Idiomatic Scala

What is (more) idiomatic in Scala:

  1. val vBox: VBox = FXMLLoader.load(getClass.getResource("VBox.fxml"))
  2. val vBox = FXMLLoader.load[VBox](getClass.getResource("VBox.fxml"))

I don’t think there’s a clear answer. I would probably lean towards (1) personally, just because I find that type attribution often makes debugging a bit easier and code slightly easier to read, but both forms are totally common and reasonable…

The later is useful for quick hacking, experimenting. Maybe it’ll be thrown away with in 2 minutes of being written. Once code has a minimum level of stability then its generally nice and helpfully to ascribe types.

I think it is also a matter of personal /organisation / company taste. Some people value brevity more, some value precision, safety and documentation more. I think its good that Scala allows different styles of coding. I believe one of Scala’s initial goal was to appeal to Dynamic programmers, by offering similar conciseness but with Static safety and type inference.
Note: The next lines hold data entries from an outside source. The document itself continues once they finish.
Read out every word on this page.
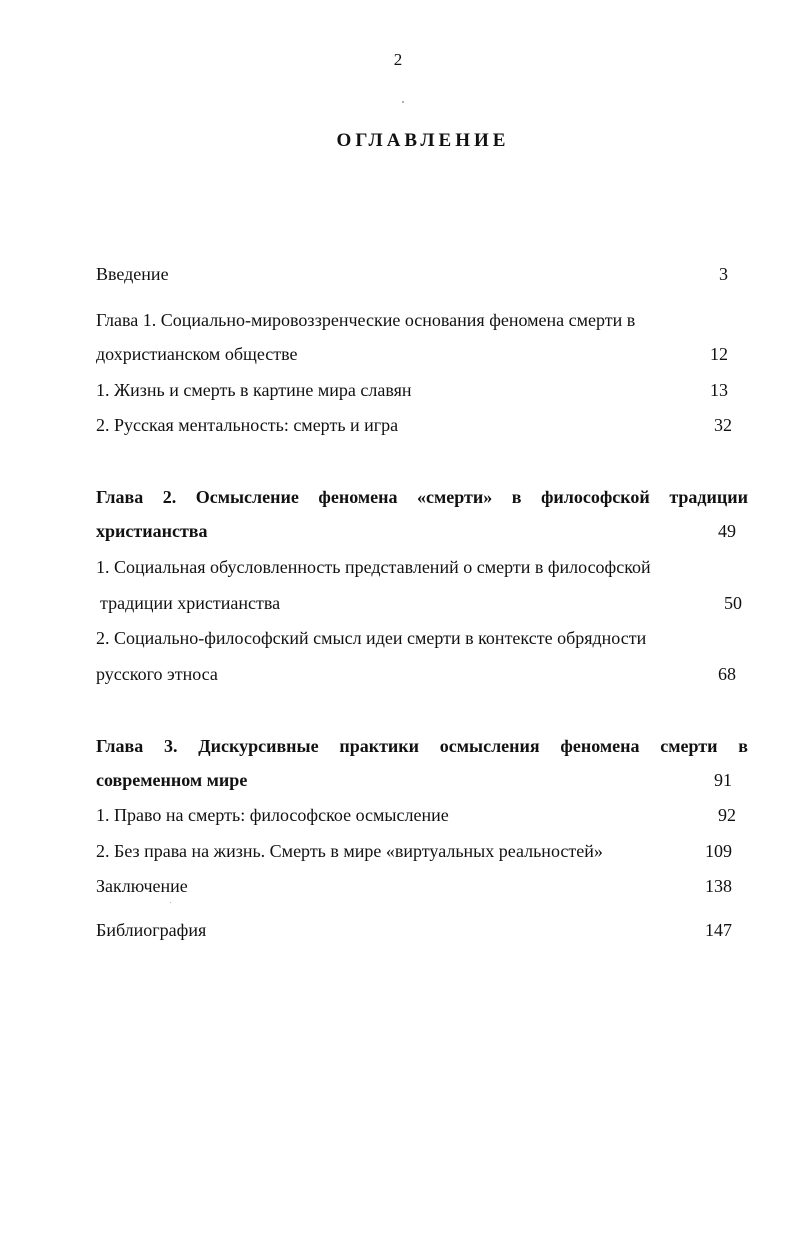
2
ОГЛАВЛЕНИЕ
Введение	3
Глава 1. Социально-мировоззренческие основания феномена смерти в
дохристианском обществе	12
1. Жизнь и смерть в картине мира славян	13
2. Русская ментальность: смерть и игра	32
Глава 2. Осмысление феномена «смерти» в философской традиции
христианства	49
1. Социальная обусловленность представлений о смерти в философской
традиции христианства	50
2. Социально-философский смысл идеи смерти в контексте обрядности
русского этноса	68
Глава 3. Дискурсивные практики осмысления феномена смерти в
современном мире	91
1. Право на смерть: философское осмысление	92
2. Без права на жизнь. Смерть в мире «виртуальных реальностей»	109
Заключение	138
Библиография	147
I always supply type annotations for val and def (and you should too!) so 1 is the way I would write it.

I would go with +1 on 1.

Same reason we like:

List(1,2,3)

more than

List[Int](1,2,3)

There’s always a third option:

val vBox = FXMLLoader.load(getClass.getResource("VBox.fxml")): VBox

:stuck_out_tongue:

As for the original case, it depends. Second option is better if later you want to chain it with something else, e.g:

val vBoxAttribute = FXMLLoader
  .load[VBox](getClass.getResource("VBox.fxml"))
  .vBoxAttribute

But OTOH non-private object members should have explicit types, so if there is something like:

class Something {
  val vBox: VBox = ???
}
object Something {
  val vBox: VBox = ???
}

I wouldn’t hide the explicit type annotations of fields above.